Similarly, when you’re drunk, pain is dulled, right? Well, when you’re in Love, nothing really hurts, because Love heals. It’s a cure, like I said. Love aches, it aches so much it can break your heart . . . but it never hurts.
What Do I Do with It?
Ah, that’s one of the most important questions, isn’t it? What do you do when you’re in Love? How do you Love?
As an impractical man and a failed lover, I’m hardly an authority. But if there’s one thing I’ve learned, it’s that what you do with Love is much more important than I ever thought it was. I used to think just Loving someone was enough. Sure, in fairy tales. Unfortunately, in the real world, life becomes a factor, and it tends to get in the way.
For a moment, as an example, let’s talk about the one I Love. I’ll try not to bore you with how sweet and godly she is, or by telling you what she means to me and how every gesture and move that she makes transports me to paradise, and of course I could, but won’t, go on for days about how her smile is like the sun through the clouds, or how her wit is flawless, or how she makes qualities out of her flaws, or how few bounds (which I could name) her wisdom knows. I won’t explain in detail how she amazes me, how blessed I feel, how simply put I Love her in so many ways. I could do all of that, but it’s a little beside the point right now, isn’t it?
My point is, heck, I have no idea why she should possibly Love me. Seems incredible. But somehow, she does. Strangest thing in the world. Meanwhile, I have every reason in the world to Love her; but the strange thing is, and I think this is true for men in general, my Love is unconditional. If a woman treats a man cruelly, he tends not to react, at least not at first, but continues Loving anyway. I know, because I’ve been in that situation myself in the past. Often a man will Love no matter how he’s treated.
Whereas, in a woman’s case, I’ve often heard that a woman’s Love is responsive, which may be true. If you act like a jerk to her, she probably won’t Love you, or she’ll stop Loving you pretty quick. If you act like a perfect gentleman and treat her like a queen, over time you might sway her into Loving you, or she might just hate you even more because you can’t take a hint.
Could go either way, because the fact is, you can’t force anyone to Love you. You just have to stalk them and hope for the best. (Don’t take me seriously. Please don’t stalk anyone. Yields very, very undesirable results.)
Now, I’m not a big believer in “just be yourself.” Why shouldn’t I be willing to improve myself for the woman I Love? I am, and there’s nothing wrong with that. But the fact is, and this is true for both sexes, Love can’t be provoked. Love a person with your whole heart, and instead of trying to force them to Love you, show your Love in your way, and show it honestly. If they really Love you, it’ll work.
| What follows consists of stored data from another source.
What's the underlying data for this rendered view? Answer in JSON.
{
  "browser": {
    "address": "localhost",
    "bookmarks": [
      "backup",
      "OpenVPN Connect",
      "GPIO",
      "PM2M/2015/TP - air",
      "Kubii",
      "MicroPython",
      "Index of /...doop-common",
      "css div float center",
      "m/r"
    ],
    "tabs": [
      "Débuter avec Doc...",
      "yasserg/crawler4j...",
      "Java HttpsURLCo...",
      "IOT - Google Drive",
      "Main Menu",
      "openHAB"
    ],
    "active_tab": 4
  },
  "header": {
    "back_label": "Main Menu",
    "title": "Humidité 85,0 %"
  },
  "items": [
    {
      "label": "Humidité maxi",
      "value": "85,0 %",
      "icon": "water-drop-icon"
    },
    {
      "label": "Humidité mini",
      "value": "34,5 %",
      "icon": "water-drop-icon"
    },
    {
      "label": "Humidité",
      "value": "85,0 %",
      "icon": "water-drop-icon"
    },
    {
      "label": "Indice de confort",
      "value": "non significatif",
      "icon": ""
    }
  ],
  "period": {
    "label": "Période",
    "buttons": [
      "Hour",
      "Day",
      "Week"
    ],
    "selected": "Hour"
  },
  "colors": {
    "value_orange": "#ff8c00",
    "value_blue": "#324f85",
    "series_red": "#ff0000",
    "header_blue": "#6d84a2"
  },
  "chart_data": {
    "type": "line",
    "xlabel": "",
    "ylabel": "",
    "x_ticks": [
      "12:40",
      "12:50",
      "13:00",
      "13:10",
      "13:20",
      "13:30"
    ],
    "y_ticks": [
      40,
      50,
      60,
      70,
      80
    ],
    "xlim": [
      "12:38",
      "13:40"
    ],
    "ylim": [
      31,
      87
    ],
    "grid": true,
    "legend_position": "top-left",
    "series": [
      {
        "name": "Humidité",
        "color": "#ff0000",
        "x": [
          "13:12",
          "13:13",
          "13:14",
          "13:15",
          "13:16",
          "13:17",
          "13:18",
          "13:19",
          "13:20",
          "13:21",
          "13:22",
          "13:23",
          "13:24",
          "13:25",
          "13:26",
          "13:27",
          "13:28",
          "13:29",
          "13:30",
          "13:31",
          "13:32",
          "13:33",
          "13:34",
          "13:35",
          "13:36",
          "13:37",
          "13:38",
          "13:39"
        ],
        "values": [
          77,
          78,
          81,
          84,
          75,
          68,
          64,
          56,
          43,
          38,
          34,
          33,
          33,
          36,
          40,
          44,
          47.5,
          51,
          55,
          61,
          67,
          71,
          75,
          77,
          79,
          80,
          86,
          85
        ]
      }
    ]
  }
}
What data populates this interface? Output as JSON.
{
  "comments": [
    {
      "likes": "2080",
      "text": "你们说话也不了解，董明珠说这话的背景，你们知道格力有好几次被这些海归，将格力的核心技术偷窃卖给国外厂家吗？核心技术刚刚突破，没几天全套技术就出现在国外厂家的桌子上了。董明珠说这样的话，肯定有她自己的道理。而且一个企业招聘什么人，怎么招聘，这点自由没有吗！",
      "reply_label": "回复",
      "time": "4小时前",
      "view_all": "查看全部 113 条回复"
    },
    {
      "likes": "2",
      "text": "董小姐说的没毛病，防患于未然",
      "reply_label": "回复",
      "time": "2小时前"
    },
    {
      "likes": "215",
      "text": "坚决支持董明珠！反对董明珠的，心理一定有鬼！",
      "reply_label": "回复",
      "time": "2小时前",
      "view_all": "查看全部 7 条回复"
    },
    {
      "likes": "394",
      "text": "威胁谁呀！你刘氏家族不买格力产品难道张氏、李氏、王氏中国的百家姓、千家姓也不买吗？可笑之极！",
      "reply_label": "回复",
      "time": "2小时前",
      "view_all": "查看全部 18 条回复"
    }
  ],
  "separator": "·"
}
But take careful note of my choice of words: show your Love. As cliched as it sounds, Love is a verb, not a noun. You have to show it.
So, yes . . . Love isn’t perfect, Love is impractical, Love is hard. Love isn’t easy. But when two people are truly in Love . . . they find a way to make it all work, because they couldn’t do anything else.
Most important . . . Love never gives up. Love never stops. Love never dies.
But just remember . . . Love is a verb, and ungrammatical though it may seem, the subject must put the object before itself. It is not that “A Loves B,” no, “B is Loved by A.” That’s how Love works. By giving everything its got.